New Mexico State Police have reached a $300,000 settlement with a disabled woman who accused an officer of grabbing and handcuffing her after she refused to provide ID in 2016.
Jessica Guttman claimed in her 2018 lawsuit that she and two friends were parked on the side of a highway looking at horses when Officer Kevin Smith pulled up with his cruiser’s lights flashing and asked what they were doing.
Smith wrote in his report that he had been sent to the site following a call from nearby prison officials who were suspicious of the women, The Santa Fe New Mexican reported.
Guttman, 45, gave her name to the officer and Smith asked to see her ID. Guttman refused and started walking away.
Smith grabbed Guttman’s arms and placed them behind her back while trying to handcuff her.
Guttman said in her lawsuit that the incident caused her so much anxiety she fell to the ground and had seizures. Guttman had suffered a traumatic brain injury earlier in her life and has difficulty communicating verbally, she said in her lawsuit.
“It would have been reasonably apparent to a well-trained officer that Ms.

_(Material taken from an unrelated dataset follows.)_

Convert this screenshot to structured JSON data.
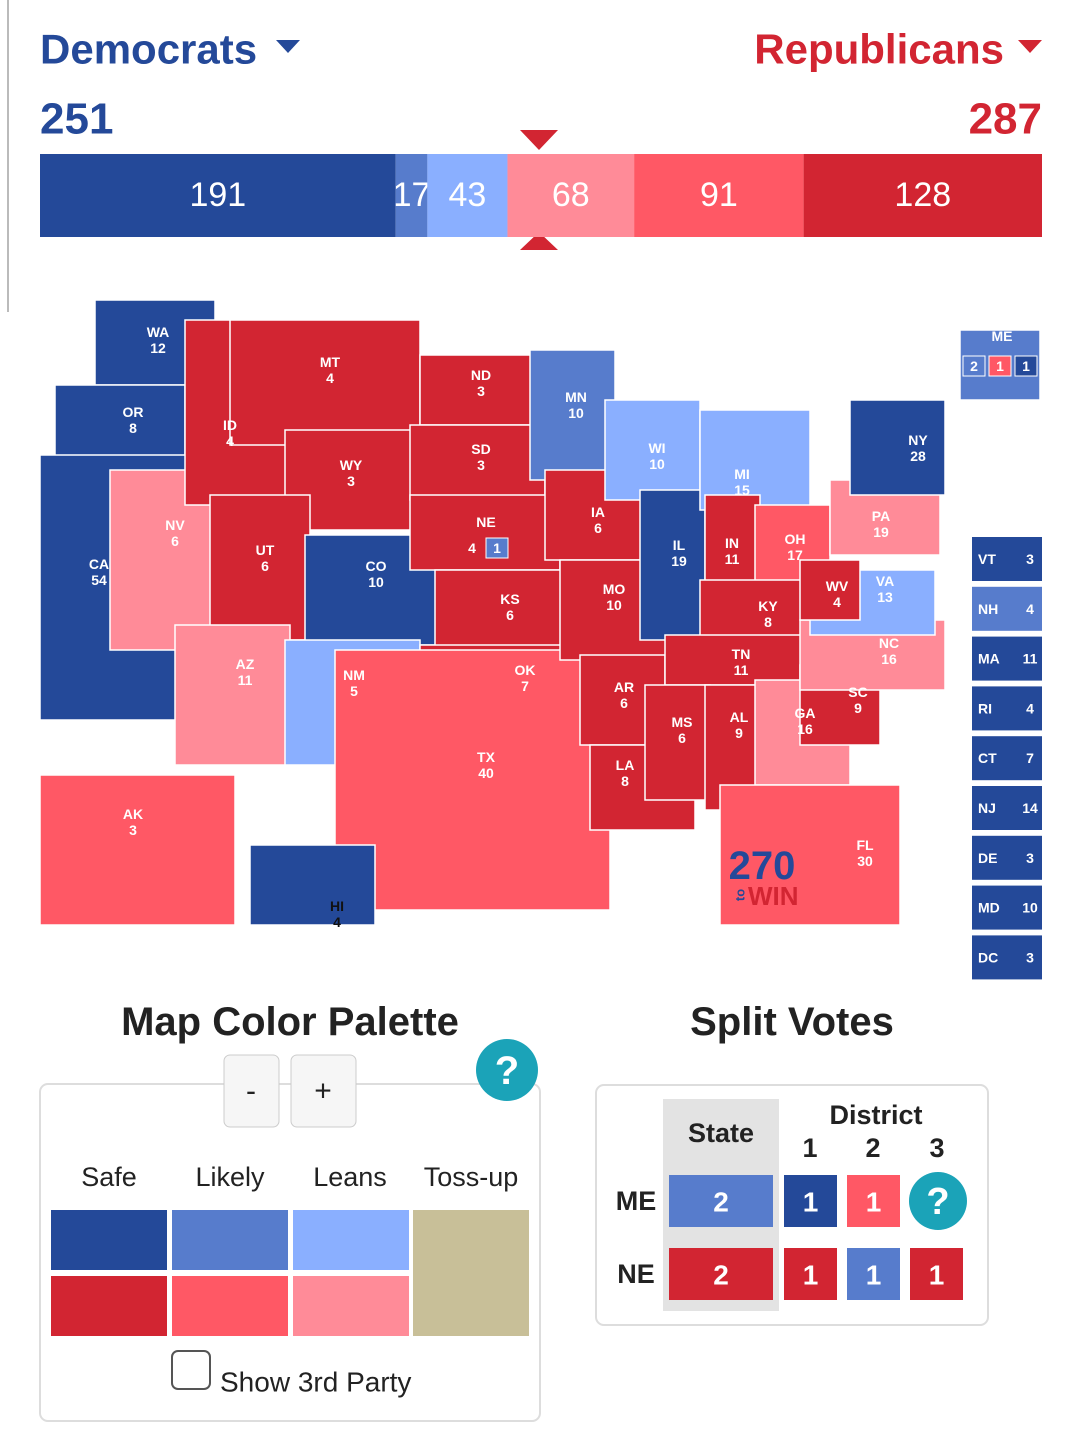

Guttman is or may be disabled,” the lawsuit said.
Smith wrote in his report at the time that Guttman “refused to calm down” and that she tried to bite an officer who was attempting to “support her as she thrashed.”
He added that he determined that Guttman and here friends were not parked “for malicious intent, rather they were there for the horses.”
Two state police spokesmen, Dusty Francisco and Ray Wilson, did not respond to questions from the Associated Press about the case or Smith’s current employment status.